Yates era rimasto coinvolto nel violento capitombolo ai 500 metri dal traguardo. Nonostante le vistose ferite e il dolore, il britannico aveva dato prova di grande resilienza, risalendo in sella e tagliando il traguardo con un ritardo di 13 minuti dal vincitore di giornata. Tuttavia, dopo i controlli serrati effettuati dallo staff medico nella serata e i nuovi riscontri di stamane, la squadra ha deciso di fermare l’atleta per tutelarne la salute.
La UAE Team Emirates ha chiarito la dinamica medica che ha portato al ritiro del proprio leader attraverso una nota ufficiale:
“Adam Yates ha riportato gravi escoriazioni e una lacerazione all’orecchio sinistro. Inizialmente è stato sottoposto a un controllo sul posto per verificare la presenza di una commozione cerebrale ed è stato autorizzato a proseguire, ma in seguito ha manifestato sintomi tardivi di commozione cerebrale.
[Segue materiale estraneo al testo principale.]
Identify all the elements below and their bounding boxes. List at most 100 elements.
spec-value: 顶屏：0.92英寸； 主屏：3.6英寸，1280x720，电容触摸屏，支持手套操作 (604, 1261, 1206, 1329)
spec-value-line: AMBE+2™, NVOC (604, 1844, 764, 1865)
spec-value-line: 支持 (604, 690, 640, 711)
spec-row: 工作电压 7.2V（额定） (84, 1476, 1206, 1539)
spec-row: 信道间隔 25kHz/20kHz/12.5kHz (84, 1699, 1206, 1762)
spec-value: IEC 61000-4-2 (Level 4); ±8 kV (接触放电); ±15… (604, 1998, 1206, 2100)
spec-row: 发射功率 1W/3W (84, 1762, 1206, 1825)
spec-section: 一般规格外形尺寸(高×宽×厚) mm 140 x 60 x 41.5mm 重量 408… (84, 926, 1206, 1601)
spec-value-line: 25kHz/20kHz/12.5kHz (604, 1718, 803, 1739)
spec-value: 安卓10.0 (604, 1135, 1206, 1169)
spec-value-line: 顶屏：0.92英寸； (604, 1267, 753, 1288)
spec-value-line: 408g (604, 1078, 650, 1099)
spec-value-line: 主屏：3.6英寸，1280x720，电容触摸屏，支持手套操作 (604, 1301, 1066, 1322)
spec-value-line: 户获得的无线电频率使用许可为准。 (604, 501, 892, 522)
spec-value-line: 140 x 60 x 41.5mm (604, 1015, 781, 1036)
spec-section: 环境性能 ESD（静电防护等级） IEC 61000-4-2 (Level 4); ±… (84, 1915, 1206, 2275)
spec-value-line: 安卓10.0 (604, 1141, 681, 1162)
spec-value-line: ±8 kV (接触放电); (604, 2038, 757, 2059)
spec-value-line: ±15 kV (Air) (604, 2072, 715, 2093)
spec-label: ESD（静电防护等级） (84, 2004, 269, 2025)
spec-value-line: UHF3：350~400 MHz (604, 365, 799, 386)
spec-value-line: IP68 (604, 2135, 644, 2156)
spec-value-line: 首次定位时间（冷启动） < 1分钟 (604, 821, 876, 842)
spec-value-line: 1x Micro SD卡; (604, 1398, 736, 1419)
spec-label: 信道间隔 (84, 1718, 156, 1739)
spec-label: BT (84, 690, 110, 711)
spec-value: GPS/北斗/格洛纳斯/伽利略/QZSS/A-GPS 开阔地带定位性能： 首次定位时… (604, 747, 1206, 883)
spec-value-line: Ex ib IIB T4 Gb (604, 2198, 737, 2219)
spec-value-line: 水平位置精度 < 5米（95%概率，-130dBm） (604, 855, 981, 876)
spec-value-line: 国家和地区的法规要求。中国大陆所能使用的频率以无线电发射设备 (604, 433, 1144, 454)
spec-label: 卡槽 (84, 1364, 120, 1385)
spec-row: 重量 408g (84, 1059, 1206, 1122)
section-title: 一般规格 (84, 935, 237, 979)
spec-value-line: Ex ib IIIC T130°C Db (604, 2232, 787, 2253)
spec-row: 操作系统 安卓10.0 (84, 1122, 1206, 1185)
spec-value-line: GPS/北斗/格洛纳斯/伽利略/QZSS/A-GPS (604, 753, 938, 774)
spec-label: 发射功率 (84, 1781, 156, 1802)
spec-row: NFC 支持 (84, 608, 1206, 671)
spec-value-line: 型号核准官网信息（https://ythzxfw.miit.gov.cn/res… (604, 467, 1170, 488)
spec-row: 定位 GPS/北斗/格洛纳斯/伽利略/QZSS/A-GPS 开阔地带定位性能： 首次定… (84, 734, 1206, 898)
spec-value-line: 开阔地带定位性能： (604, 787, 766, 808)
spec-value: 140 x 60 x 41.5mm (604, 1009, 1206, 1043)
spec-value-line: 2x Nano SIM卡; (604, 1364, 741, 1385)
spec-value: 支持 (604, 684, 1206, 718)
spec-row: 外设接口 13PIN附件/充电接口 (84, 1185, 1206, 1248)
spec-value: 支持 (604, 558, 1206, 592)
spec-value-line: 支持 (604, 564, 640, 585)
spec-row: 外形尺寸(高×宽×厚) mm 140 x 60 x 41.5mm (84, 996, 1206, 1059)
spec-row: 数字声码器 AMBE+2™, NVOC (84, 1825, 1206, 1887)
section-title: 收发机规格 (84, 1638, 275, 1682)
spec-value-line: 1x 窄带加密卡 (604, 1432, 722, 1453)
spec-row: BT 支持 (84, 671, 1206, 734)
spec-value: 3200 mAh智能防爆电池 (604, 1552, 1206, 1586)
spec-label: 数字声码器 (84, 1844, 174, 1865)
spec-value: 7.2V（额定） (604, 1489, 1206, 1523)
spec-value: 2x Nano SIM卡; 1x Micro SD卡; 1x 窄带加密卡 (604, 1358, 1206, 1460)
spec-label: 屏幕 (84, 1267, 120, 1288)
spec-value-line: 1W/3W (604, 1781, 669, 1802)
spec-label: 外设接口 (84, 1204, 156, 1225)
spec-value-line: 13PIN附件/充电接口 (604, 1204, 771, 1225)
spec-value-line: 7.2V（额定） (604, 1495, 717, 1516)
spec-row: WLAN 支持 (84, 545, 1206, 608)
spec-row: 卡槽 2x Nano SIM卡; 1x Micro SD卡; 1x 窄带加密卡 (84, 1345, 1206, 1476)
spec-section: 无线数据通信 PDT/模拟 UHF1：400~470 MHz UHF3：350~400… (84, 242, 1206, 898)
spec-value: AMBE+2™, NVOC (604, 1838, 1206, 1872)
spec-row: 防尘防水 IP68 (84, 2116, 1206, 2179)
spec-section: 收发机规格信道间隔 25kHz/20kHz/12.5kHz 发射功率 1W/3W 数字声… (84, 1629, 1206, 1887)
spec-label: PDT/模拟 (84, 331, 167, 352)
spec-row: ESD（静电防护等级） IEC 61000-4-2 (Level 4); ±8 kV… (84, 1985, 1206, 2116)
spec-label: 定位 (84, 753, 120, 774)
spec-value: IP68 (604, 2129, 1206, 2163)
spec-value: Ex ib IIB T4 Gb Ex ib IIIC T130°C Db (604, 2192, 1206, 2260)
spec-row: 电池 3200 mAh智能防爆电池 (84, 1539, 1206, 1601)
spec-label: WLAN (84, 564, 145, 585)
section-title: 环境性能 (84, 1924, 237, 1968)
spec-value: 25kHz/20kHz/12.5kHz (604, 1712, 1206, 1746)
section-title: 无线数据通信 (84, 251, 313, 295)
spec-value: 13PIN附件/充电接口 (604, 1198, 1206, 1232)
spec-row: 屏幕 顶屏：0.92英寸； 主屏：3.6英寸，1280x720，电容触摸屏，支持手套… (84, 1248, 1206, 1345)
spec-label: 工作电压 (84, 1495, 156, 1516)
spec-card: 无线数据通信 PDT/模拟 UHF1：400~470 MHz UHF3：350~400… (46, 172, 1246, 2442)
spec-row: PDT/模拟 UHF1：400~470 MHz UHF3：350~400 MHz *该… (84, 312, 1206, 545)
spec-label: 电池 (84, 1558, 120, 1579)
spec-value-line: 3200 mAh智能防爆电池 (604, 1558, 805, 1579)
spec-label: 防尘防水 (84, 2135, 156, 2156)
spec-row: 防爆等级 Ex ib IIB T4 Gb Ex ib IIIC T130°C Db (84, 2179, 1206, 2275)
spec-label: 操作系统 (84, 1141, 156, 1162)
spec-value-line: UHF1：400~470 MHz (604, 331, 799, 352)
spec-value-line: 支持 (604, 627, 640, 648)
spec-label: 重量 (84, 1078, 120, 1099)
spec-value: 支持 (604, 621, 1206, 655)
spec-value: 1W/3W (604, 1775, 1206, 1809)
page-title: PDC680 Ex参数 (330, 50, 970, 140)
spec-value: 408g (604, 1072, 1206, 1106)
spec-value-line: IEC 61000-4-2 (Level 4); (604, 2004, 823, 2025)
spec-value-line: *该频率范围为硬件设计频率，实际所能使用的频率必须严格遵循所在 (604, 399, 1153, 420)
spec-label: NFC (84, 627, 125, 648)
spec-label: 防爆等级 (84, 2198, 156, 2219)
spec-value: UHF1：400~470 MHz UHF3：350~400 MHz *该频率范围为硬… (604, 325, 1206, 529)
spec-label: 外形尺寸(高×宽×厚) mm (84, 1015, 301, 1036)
Oggi non prenderà il via della terza tappa”.
Il ritiro di Yates si aggiunge a quelli già ufficializzati di Jay Vine e Marc Soler, anch’essi finiti a terra nel concitato finale della seconda tappa. La UAE Emirates, partita con i favori del pronostico per la classifica generale e per il supporto ai propri talenti, si ritrova ora con una formazione pesantemente ridimensionata dopo appena due giorni di gara, perdendo tre degli uomini più rappresentativi del roster.